Brainstorm as many ideas to solve the problem of as possible. Next, turn these ideas into designs. Draw them in your note book. No matter how bizarre or unrealistic a design may seem, make sure to make sure to include it. Although a design may seem impossible, it might inspire a realistic solution.
6) NARROW IT DOWN!
Analyze your designs based on cost – how much will each cost to make, efficiency – how easy will each be to make , and other factors such as appeal for the intended user – how many people will like it. Choose a design and prepare working drawings. Working drawings feature 2-3 different views. Draw the views to scale, and write the actual dimensions on the scaled image. Also, think about the best materials to use.
7) MAKE IT REAL!
Make a prototype (model) based on your working drawings. Figure out how you can use existing materials that you may already have for the prototype. Once you’ve completed your prototype, experiment with it.
8) GIVE YOUR INVENTION A NAME!
Have fun. You can name it to describe what the invention does – like “Chubby Pencil”, or name it after yourself, a friend, your mom, or you can just make the name up. Make it memorable.
9) PROTECT YOUR IDEA!
Patents and trademarks are granted by the government, and give owners the right to be the only maker and seller of the invention for a specific time period. Avoid patenting an invention until you know that you will be able to sell it since it costs a lot of money to apply for and receive a patent.
10) FINE TUNING IT!
Perfect the look of the invention. Often, inventors may need to find a specialist like an industrial designer to help them do this.

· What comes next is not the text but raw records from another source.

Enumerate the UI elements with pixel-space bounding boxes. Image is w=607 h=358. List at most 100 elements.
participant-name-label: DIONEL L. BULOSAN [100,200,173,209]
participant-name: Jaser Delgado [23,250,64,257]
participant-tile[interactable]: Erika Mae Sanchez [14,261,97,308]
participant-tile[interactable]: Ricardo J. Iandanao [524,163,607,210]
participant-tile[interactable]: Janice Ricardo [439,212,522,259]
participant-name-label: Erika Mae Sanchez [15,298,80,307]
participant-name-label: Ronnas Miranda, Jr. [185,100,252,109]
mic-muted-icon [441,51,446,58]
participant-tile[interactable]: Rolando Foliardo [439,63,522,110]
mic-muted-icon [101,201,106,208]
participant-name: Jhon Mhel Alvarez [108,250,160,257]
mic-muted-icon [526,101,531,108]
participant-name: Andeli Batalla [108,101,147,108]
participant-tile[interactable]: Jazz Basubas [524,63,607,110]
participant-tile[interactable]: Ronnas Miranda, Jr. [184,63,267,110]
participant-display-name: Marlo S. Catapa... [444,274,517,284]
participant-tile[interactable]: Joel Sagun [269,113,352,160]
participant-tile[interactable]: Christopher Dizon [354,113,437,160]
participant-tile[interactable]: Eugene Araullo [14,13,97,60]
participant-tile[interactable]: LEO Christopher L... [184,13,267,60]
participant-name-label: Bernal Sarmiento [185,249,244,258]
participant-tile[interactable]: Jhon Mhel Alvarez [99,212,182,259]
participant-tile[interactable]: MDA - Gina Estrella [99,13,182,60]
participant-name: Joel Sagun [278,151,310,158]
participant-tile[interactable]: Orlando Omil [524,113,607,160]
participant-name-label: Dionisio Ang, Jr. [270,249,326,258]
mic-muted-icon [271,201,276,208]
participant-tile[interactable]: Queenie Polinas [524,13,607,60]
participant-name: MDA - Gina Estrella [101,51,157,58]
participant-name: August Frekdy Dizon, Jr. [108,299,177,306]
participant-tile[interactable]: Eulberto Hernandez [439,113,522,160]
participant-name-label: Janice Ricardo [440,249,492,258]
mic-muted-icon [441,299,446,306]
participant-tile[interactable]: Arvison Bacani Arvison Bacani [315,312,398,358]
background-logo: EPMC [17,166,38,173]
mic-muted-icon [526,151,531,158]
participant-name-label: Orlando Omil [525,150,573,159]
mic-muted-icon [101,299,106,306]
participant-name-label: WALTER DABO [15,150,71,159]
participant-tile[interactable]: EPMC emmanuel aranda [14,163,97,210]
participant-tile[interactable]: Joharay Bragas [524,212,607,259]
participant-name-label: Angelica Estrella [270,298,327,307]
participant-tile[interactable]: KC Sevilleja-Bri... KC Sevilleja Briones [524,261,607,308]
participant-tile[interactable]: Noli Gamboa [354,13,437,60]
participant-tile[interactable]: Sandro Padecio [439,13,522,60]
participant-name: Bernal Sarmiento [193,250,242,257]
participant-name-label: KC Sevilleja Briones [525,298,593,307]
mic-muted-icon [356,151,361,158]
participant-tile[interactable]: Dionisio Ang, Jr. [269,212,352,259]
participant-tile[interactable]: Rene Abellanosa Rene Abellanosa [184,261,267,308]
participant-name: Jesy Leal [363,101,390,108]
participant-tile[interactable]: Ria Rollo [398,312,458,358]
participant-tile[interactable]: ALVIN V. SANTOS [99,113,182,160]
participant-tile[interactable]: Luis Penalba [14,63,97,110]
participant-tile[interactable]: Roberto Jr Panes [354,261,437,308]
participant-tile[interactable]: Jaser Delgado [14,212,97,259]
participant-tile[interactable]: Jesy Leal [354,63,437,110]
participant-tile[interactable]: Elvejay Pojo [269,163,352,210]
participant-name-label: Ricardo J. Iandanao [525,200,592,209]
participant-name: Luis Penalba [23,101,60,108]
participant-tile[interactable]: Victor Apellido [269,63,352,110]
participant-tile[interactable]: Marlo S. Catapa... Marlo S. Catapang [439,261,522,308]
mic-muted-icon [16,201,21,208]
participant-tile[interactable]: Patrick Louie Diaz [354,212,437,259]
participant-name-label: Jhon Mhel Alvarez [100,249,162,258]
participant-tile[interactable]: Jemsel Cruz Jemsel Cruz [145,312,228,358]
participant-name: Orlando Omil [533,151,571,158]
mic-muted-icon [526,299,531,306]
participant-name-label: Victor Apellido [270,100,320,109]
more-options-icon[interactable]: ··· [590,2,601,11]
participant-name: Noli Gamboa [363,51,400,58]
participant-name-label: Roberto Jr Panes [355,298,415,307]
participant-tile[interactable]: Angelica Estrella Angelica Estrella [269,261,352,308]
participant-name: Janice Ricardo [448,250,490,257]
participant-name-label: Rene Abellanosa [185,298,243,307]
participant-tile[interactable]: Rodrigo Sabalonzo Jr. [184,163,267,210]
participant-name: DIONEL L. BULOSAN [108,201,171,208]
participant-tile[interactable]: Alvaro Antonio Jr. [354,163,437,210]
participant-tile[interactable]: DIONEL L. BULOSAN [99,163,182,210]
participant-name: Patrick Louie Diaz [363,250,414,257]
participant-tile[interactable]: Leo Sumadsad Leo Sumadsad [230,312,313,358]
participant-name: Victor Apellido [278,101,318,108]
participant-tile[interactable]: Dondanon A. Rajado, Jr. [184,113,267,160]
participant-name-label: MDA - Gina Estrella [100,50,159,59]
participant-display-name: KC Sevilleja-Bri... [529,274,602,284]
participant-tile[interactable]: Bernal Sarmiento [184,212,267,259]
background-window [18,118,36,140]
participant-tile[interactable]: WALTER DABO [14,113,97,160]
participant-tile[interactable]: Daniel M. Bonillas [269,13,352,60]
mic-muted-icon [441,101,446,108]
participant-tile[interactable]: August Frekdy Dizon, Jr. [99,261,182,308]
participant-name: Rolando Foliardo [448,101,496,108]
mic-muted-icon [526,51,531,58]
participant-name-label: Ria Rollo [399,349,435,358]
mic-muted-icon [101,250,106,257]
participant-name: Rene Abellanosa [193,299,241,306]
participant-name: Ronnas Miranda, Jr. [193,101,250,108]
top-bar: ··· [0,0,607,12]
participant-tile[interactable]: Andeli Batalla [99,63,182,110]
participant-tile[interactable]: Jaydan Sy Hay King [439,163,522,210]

If you think that your invention is going to be a hit, it will cost a lot of money to get it ready for future sales. Check out banks for assistance, ask your family or friends if they would like to invest in your invention, shake out all the change in your piggy bank.
12) MAKING MANY COPIES!
Figure out how best to manufacture the invention. Does it have to be made in a factory? Manufacturing involves taking the working drawings, and using them to produce a large quantity of the invention.
13) FIND A CUSTOMER!
After all your hard work, you want to make sure your invention has customers. This stage is called “Branding and Marketing” which includes designing an attractive package, creating advertising, talking to store buyers and potential customers, placing advertisements in newspapers, and more!